14. Infiltration
Shannon melakukan panggilan telepati. Dia menghubungi Edvard dan Viktor.
"Aku sudah di dalam kuil. Aku yakin kalian tidak akan percaya dengan apa yang aku lihat di sini."
Bagian dalam kuil itu tampak lebih megah daripada penampakan luarnya. Di dalam kuil ada ruangan besar yang menjorok ke bawah, seolah olah para Viking zaman dahulu membangun tempat ini dengan merekonstruksi bagian dalam Gunung Alpena. Di sana ada jajaran patung dewa-dewi Nordik berukuran besar. Tingginya sekitar belasan meter, terukir indah dan semuanya tampak gagah.
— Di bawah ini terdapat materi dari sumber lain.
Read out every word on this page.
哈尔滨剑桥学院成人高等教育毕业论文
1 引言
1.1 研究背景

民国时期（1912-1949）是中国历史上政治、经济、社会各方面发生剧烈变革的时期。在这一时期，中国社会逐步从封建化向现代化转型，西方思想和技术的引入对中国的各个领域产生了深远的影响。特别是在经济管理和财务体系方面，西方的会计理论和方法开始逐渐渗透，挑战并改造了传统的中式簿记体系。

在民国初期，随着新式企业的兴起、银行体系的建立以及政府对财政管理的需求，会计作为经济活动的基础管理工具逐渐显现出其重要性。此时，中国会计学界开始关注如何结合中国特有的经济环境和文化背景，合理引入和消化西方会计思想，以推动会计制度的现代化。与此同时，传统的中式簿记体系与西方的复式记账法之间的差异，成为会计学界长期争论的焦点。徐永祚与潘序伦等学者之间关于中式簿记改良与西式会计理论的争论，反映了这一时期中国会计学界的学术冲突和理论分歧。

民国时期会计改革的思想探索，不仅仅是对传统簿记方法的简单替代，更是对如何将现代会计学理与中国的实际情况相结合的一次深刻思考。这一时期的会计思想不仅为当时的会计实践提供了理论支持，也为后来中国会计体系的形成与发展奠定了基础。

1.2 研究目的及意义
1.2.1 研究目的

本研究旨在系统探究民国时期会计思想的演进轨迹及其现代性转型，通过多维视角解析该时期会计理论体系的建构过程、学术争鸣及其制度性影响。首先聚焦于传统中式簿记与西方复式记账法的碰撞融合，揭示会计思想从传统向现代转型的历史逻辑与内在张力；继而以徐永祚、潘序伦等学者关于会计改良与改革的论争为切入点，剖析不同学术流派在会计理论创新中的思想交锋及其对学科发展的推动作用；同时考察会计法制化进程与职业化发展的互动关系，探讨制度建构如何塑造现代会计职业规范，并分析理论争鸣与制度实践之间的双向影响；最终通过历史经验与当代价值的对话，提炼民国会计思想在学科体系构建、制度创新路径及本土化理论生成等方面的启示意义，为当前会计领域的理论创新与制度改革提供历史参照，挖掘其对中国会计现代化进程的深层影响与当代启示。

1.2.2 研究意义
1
Setiap patung dewa-dewi itu diberi nama dengan tulisan huruf Rune yang diukir pada batu memanjang di bagain bawah patung. Zaman dahulu para Viking memakai patung-patung itu sebagai media penyembahan dewa-dewi Nordik.
Suara Viktor tiba-tiba terdengar di benak Shannon. Shannon, kau masih di sana?
Oh, iya! Maaf aku agak melamun barusan. Ada apa?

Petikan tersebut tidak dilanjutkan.